Dans la maisonnette, les trois adultes s'activaient, rassemblant quelques objets dispersés ici et là. Il ne fallut que quelques secondes à Laurie-Anne pour remarquer qu'elle était réveillée.

— Kelly ! fit-elle, attirant l'attention générale sur elle. On est presque prêts à partir. On s'est dépêchés à tout préparer, comme tu nous l'avais demandé. Il y a des pommes sur la table si tu veux, sers-toi ! On devrait être prêts à y aller dans une dizaine de minutes. J'espère que ce n'est pas trop tard pour toi, on fait vraiment notre possible !
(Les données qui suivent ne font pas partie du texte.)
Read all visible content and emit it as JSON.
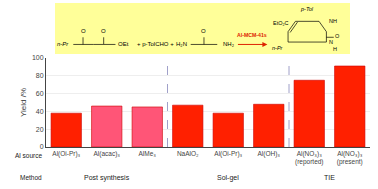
{
  "chart_data": {
    "type": "bar",
    "categories": [
      "Al(Oi-Pr)₃",
      "Al(acac)₃",
      "AlMe₃",
      "NaAlO₂",
      "Al(Oi-Pr)₃",
      "Al(OH)₃",
      "Al(NO₃)₃\n(reported)",
      "Al(NO₃)₃\n(present)"
    ],
    "values": [
      38,
      46,
      45,
      47,
      38,
      48,
      75,
      91
    ],
    "colors": [
      "#ff2000",
      "#ff5577",
      "#ff5577",
      "#ff2000",
      "#ff2000",
      "#ff2000",
      "#ff2000",
      "#ff2000"
    ],
    "ylabel": "Yield /%",
    "ylim": [
      0,
      100
    ],
    "yticks": [
      0,
      20,
      40,
      60,
      80,
      100
    ],
    "grid": true,
    "annotations": [
      "Method",
      "Al source",
      "Post synthesis",
      "Sol-gel",
      "TIE",
      "n-Pr",
      "O",
      "O",
      "OEt",
      "+ p-TolCHO +",
      "O",
      "H₂N",
      "NH₂",
      "Al-MCM-41s",
      "p-Tol",
      "EtO₂C",
      "NH",
      "N",
      "H",
      "O",
      "n-Pr"
    ]
  }
}
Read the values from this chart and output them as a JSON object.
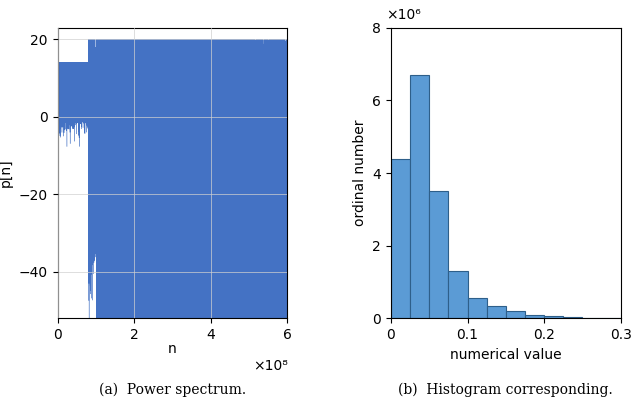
{
  "left_plot": {
    "ylabel": "p[n]",
    "xlabel": "n",
    "xlim": [
      0,
      600000000.0
    ],
    "ylim": [
      -52,
      23
    ],
    "yticks": [
      -40,
      -20,
      0,
      20
    ],
    "xticks": [
      0,
      200000000.0,
      400000000.0,
      600000000.0
    ],
    "xticklabels": [
      "0",
      "2",
      "4",
      "6"
    ],
    "xscale_label": "×10⁸",
    "line_color": "#4472C4",
    "subtitle": "(a)  Power spectrum."
  },
  "right_plot": {
    "bar_heights": [
      4400000,
      6700000,
      3500000,
      1300000,
      550000,
      350000,
      200000,
      100000,
      70000,
      40000,
      20000,
      10000
    ],
    "bar_width": 0.025,
    "bar_left_edges": [
      0.0,
      0.025,
      0.05,
      0.075,
      0.1,
      0.125,
      0.15,
      0.175,
      0.2,
      0.225,
      0.25,
      0.275
    ],
    "bar_color": "#5B9BD5",
    "bar_edgecolor": "#2E5F8A",
    "xlabel": "numerical value",
    "ylabel": "ordinal number",
    "xlim": [
      0,
      0.3
    ],
    "ylim": [
      0,
      8000000
    ],
    "yticks": [
      0,
      2000000,
      4000000,
      6000000,
      8000000
    ],
    "yticklabels": [
      "0",
      "2",
      "4",
      "6",
      "8"
    ],
    "xticks": [
      0,
      0.1,
      0.2,
      0.3
    ],
    "xticklabels": [
      "0",
      "0.1",
      "0.2",
      "0.3"
    ],
    "yscale_label": "×10⁶",
    "subtitle": "(b)  Histogram corresponding."
  },
  "figure": {
    "bg_color": "#ffffff",
    "font_size": 10,
    "subtitle_fontsize": 10
  }
}
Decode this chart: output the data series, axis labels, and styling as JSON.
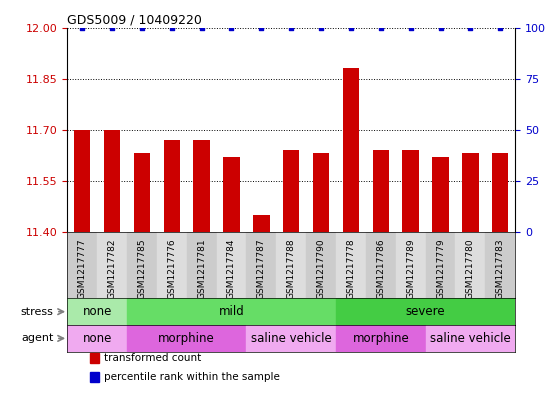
{
  "title": "GDS5009 / 10409220",
  "samples": [
    "GSM1217777",
    "GSM1217782",
    "GSM1217785",
    "GSM1217776",
    "GSM1217781",
    "GSM1217784",
    "GSM1217787",
    "GSM1217788",
    "GSM1217790",
    "GSM1217778",
    "GSM1217786",
    "GSM1217789",
    "GSM1217779",
    "GSM1217780",
    "GSM1217783"
  ],
  "transformed_counts": [
    11.7,
    11.7,
    11.63,
    11.67,
    11.67,
    11.62,
    11.45,
    11.64,
    11.63,
    11.88,
    11.64,
    11.64,
    11.62,
    11.63,
    11.63
  ],
  "ylim_left": [
    11.4,
    12.0
  ],
  "ylim_right": [
    0,
    100
  ],
  "yticks_left": [
    11.4,
    11.55,
    11.7,
    11.85,
    12.0
  ],
  "yticks_right": [
    0,
    25,
    50,
    75,
    100
  ],
  "bar_color": "#cc0000",
  "dot_color": "#0000cc",
  "bar_bottom": 11.4,
  "stress_groups": [
    {
      "label": "none",
      "start": 0,
      "end": 2,
      "color": "#aaeaaa"
    },
    {
      "label": "mild",
      "start": 2,
      "end": 9,
      "color": "#66dd66"
    },
    {
      "label": "severe",
      "start": 9,
      "end": 15,
      "color": "#44cc44"
    }
  ],
  "agent_groups": [
    {
      "label": "none",
      "start": 0,
      "end": 2,
      "color": "#f0aaf0"
    },
    {
      "label": "morphine",
      "start": 2,
      "end": 6,
      "color": "#dd66dd"
    },
    {
      "label": "saline vehicle",
      "start": 6,
      "end": 9,
      "color": "#f0aaf0"
    },
    {
      "label": "morphine",
      "start": 9,
      "end": 12,
      "color": "#dd66dd"
    },
    {
      "label": "saline vehicle",
      "start": 12,
      "end": 15,
      "color": "#f0aaf0"
    }
  ],
  "tick_label_color_left": "#cc0000",
  "tick_label_color_right": "#0000cc",
  "legend_items": [
    {
      "label": "transformed count",
      "color": "#cc0000"
    },
    {
      "label": "percentile rank within the sample",
      "color": "#0000cc"
    }
  ]
}
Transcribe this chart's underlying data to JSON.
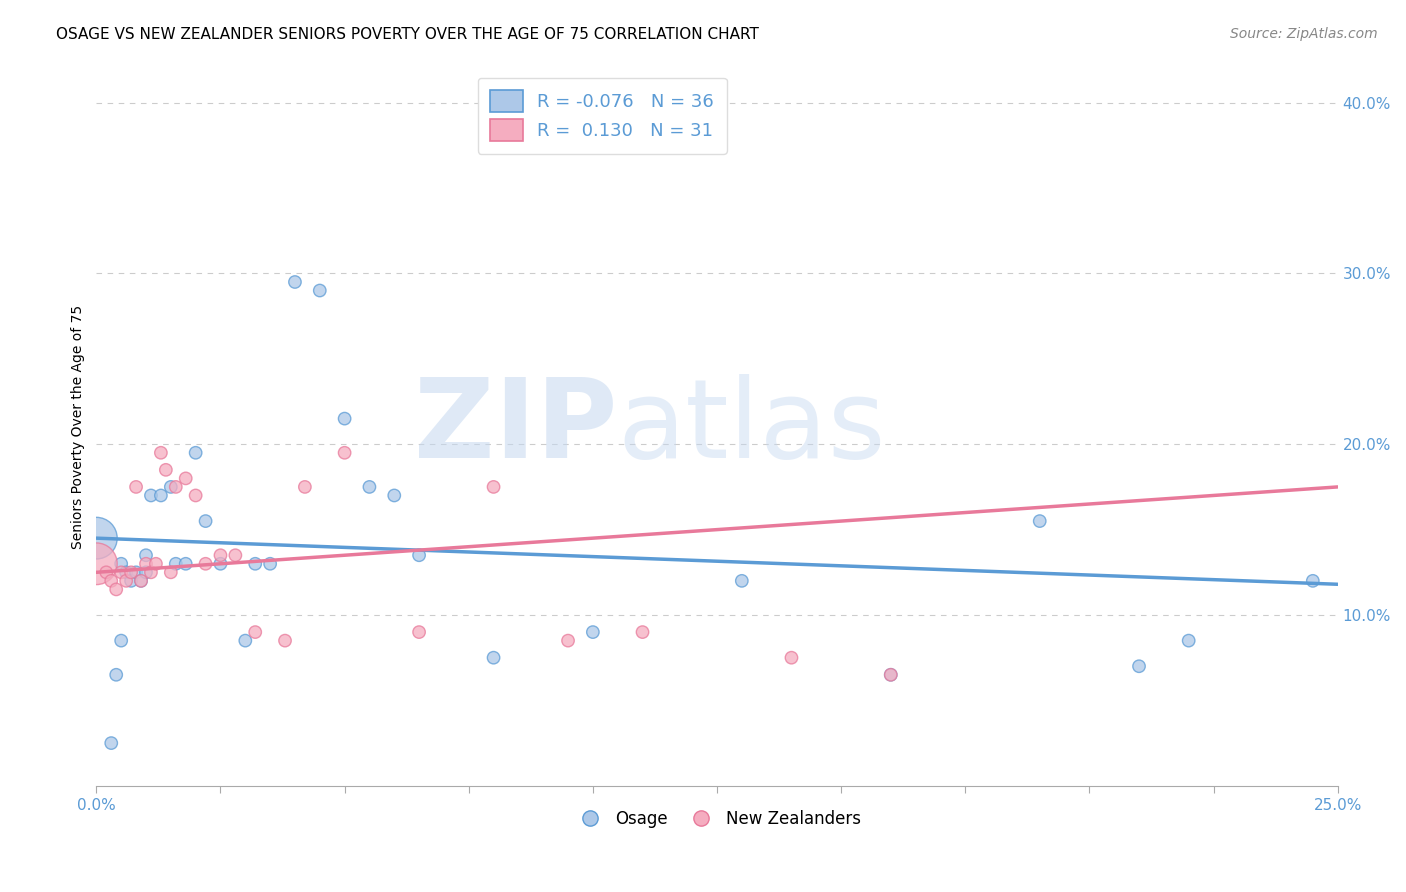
{
  "title": "OSAGE VS NEW ZEALANDER SENIORS POVERTY OVER THE AGE OF 75 CORRELATION CHART",
  "source": "Source: ZipAtlas.com",
  "ylabel": "Seniors Poverty Over the Age of 75",
  "xlim": [
    0.0,
    0.25
  ],
  "ylim": [
    0.0,
    0.42
  ],
  "yticks_right": [
    0.1,
    0.2,
    0.3,
    0.4
  ],
  "ytick_labels_right": [
    "10.0%",
    "20.0%",
    "30.0%",
    "40.0%"
  ],
  "legend_R_blue": "-0.076",
  "legend_N_blue": "36",
  "legend_R_pink": "0.130",
  "legend_N_pink": "31",
  "osage_color": "#adc8e8",
  "nz_color": "#f5adc0",
  "blue_line_color": "#5b9bd5",
  "pink_line_color": "#e8799a",
  "blue_scatter_edge": "#5b9bd5",
  "pink_scatter_edge": "#e8799a",
  "watermark_zip_color": "#c5d8f0",
  "watermark_atlas_color": "#c5d8f0",
  "background_color": "#ffffff",
  "grid_color": "#cccccc",
  "osage_x": [
    0.0,
    0.003,
    0.004,
    0.005,
    0.005,
    0.006,
    0.007,
    0.008,
    0.009,
    0.01,
    0.01,
    0.011,
    0.013,
    0.015,
    0.016,
    0.018,
    0.02,
    0.022,
    0.025,
    0.03,
    0.032,
    0.035,
    0.04,
    0.045,
    0.05,
    0.055,
    0.06,
    0.065,
    0.08,
    0.1,
    0.13,
    0.16,
    0.19,
    0.21,
    0.22,
    0.245
  ],
  "osage_y": [
    0.145,
    0.025,
    0.065,
    0.13,
    0.085,
    0.125,
    0.12,
    0.125,
    0.12,
    0.125,
    0.135,
    0.17,
    0.17,
    0.175,
    0.13,
    0.13,
    0.195,
    0.155,
    0.13,
    0.085,
    0.13,
    0.13,
    0.295,
    0.29,
    0.215,
    0.175,
    0.17,
    0.135,
    0.075,
    0.09,
    0.12,
    0.065,
    0.155,
    0.07,
    0.085,
    0.12
  ],
  "osage_sizes": [
    900,
    80,
    80,
    80,
    80,
    80,
    80,
    80,
    80,
    80,
    80,
    80,
    80,
    80,
    80,
    80,
    80,
    80,
    80,
    80,
    80,
    80,
    80,
    80,
    80,
    80,
    80,
    80,
    80,
    80,
    80,
    80,
    80,
    80,
    80,
    80
  ],
  "nz_x": [
    0.0,
    0.002,
    0.003,
    0.004,
    0.005,
    0.006,
    0.007,
    0.008,
    0.009,
    0.01,
    0.011,
    0.012,
    0.013,
    0.014,
    0.015,
    0.016,
    0.018,
    0.02,
    0.022,
    0.025,
    0.028,
    0.032,
    0.038,
    0.042,
    0.05,
    0.065,
    0.08,
    0.095,
    0.11,
    0.14,
    0.16
  ],
  "nz_y": [
    0.13,
    0.125,
    0.12,
    0.115,
    0.125,
    0.12,
    0.125,
    0.175,
    0.12,
    0.13,
    0.125,
    0.13,
    0.195,
    0.185,
    0.125,
    0.175,
    0.18,
    0.17,
    0.13,
    0.135,
    0.135,
    0.09,
    0.085,
    0.175,
    0.195,
    0.09,
    0.175,
    0.085,
    0.09,
    0.075,
    0.065
  ],
  "nz_sizes": [
    900,
    80,
    80,
    80,
    80,
    80,
    80,
    80,
    80,
    80,
    80,
    80,
    80,
    80,
    80,
    80,
    80,
    80,
    80,
    80,
    80,
    80,
    80,
    80,
    80,
    80,
    80,
    80,
    80,
    80,
    80
  ],
  "blue_trend_x0": 0.0,
  "blue_trend_x1": 0.25,
  "blue_trend_y0": 0.145,
  "blue_trend_y1": 0.118,
  "pink_trend_x0": 0.0,
  "pink_trend_x1": 0.25,
  "pink_trend_y0": 0.125,
  "pink_trend_y1": 0.175,
  "title_fontsize": 11,
  "axis_label_fontsize": 10,
  "tick_fontsize": 11,
  "source_fontsize": 10
}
La fillette cligna quelques fois des yeux, tâchant de chasser le sommeil qui s'accrochait toujours à ses paupières. Elle n'avait pas de temps à perdre. Il était sans doute déjà trop tard, mais elle espérait de tout coeur que Mireille n'ait pas eu le temps de sonner l'alarme. Elle devait se faire un sang d'encre.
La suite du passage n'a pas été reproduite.